Am Wochenende hat sich die Vereinigung der kommunalen Arbeitgeberverbände (VKA) gegen die Verhandlung eines bundesweiten Rahmentarifvertrags für die Beschäftigten des ÖPNV ausgesprochen. Die Gewerkschaft ver.di bereitet sich nun auf großflächige Streikmaßnahmen vor.

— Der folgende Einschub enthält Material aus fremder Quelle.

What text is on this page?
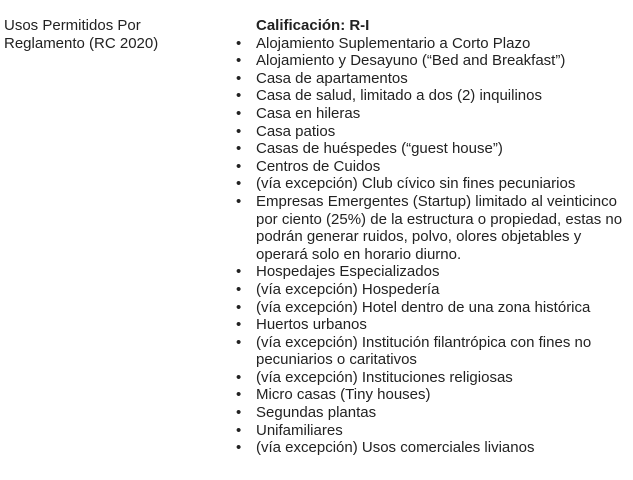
Usos Permitidos Por Reglamento (RC 2020)
Calificación: R-I
• Alojamiento Suplementario a Corto Plazo
• Alojamiento y Desayuno (“Bed and Breakfast”)
• Casa de apartamentos
• Casa de salud, limitado a dos (2) inquilinos
• Casa en hileras
• Casa patios
• Casas de huéspedes (“guest house”)
• Centros de Cuidos
• (vía excepción) Club cívico sin fines pecuniarios
• Empresas Emergentes (Startup) limitado al veinticinco por ciento (25%) de la estructura o propiedad, estas no podrán generar ruidos, polvo, olores objetables y operará solo en horario diurno.
• Hospedajes Especializados
• (vía excepción) Hospedería
• (vía excepción) Hotel dentro de una zona histórica
• Huertos urbanos
• (vía excepción) Institución filantrópica con fines no pecuniarios o caritativos
• (vía excepción) Instituciones religiosas
• Micro casas (Tiny houses)
• Segundas plantas
• Unifamiliares
• (vía excepción) Usos comerciales livianos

„Die Arbeitgeber verweigern bundesweite Verhandlungen für die Beschäftigten im öffentlichen Personennahverkehr, mit denen bessere Arbeitsbedingungen geschaffen werden sollen“, kritisiert die stellvertretende ver.di-Vorsitzende Christine Behle. „Diese Verweigerung ist völlig unverständlich und nicht akzeptabel. Es ist ein Affront gegenüber den Beschäftigten und auch gegenüber den Fährgästen, die täglich mit Bussen und Bahnen fahren.“ Nach 20 Jahren Sparzwang in den Verkehrsbetrieben können der ÖPNV und die Verkehrswende nur eine Chance haben, wenn es bundesweit gute Arbeitsbedingungen in den Betrieben gebe, so Behle. Das Verhalten der Arbeitgeber provoziere, dass ver.di die Beschäftigten zu Streiks aufrufe.

Noch einen Tag vor der Entscheidung der Arbeitgeber gegen die Aufnahme von bundesweiten Tarifverhandlungen hatten ver.di und Fridays for Future in 29 Städten mit Kundgebungen und Aktionen ein Umdenken der Verantwortlichen in Poli-tik und Unternehmen gefordert, um mit verbesserten Arbeitsbedingungen eine Grundlage für das Gelingen der Verkehrswende zu schaffen.

Im Tarifkonflikt mit bundesweit 130 ÖPNV-Unternehmen will ver.di bundesweit einheitliche Regelungen in Fragen wie Nachwuchsförderung sowie den Ausgleich von Überstunden und Zulagen für Schichtdienste erreichen. Seit März fordert die Gewerkschaft hierzu die Verhandlung eines bundesweiten Rahmentarifvertrages. Nach langer interner Diskussion hat sich die VKA nun gegen Verhandlungen ausgesprochen. ver.di fordert für die 87.000 Beschäftigten Entlastung und angemessenen Ausgleich für unvermeidbare Belastungen. Darüber hinaus soll die Ungleichbehandlung in den Bundesländern beendet und zentrale Regelungen wie Urlaubstage oder Sonderzahlungen künftig bundesweit vereinheitlicht werden. Mit einer Forderung für Auszubildende sollen Anreize zum Einstieg in den Beruf und zur Nachwuchsförderung geschaffen werden. Darüber hinaus werden in den einzelnen Bundesländern weitere Forderungen aufgestellt. Diese werden separat mit den regionalen Kommunalen Arbeitgeberverbänden (KAV) in den Bundesländern verhandelt.

ver.di hatte alle Tarifverträge TV Nahverkehr (TV-N) mit den kommunalen Arbeitgeberverbänden (KAV) und weitere Firmentarifverträge zum 30. Juni 2020 gekündigt. Bereits am 27. März haben die ver.di-Mitglieder der kommunalen ÖPNV-Betriebe ihre Forderungen für einen bundesweiten Rahmentarifvertrag beschlossen und der Arbeitgeberseite mitgeteilt.

Am kommenden Freitag, dem 25. September 2020, wird ver.di über die geplanten Streikmaßnahmen informieren.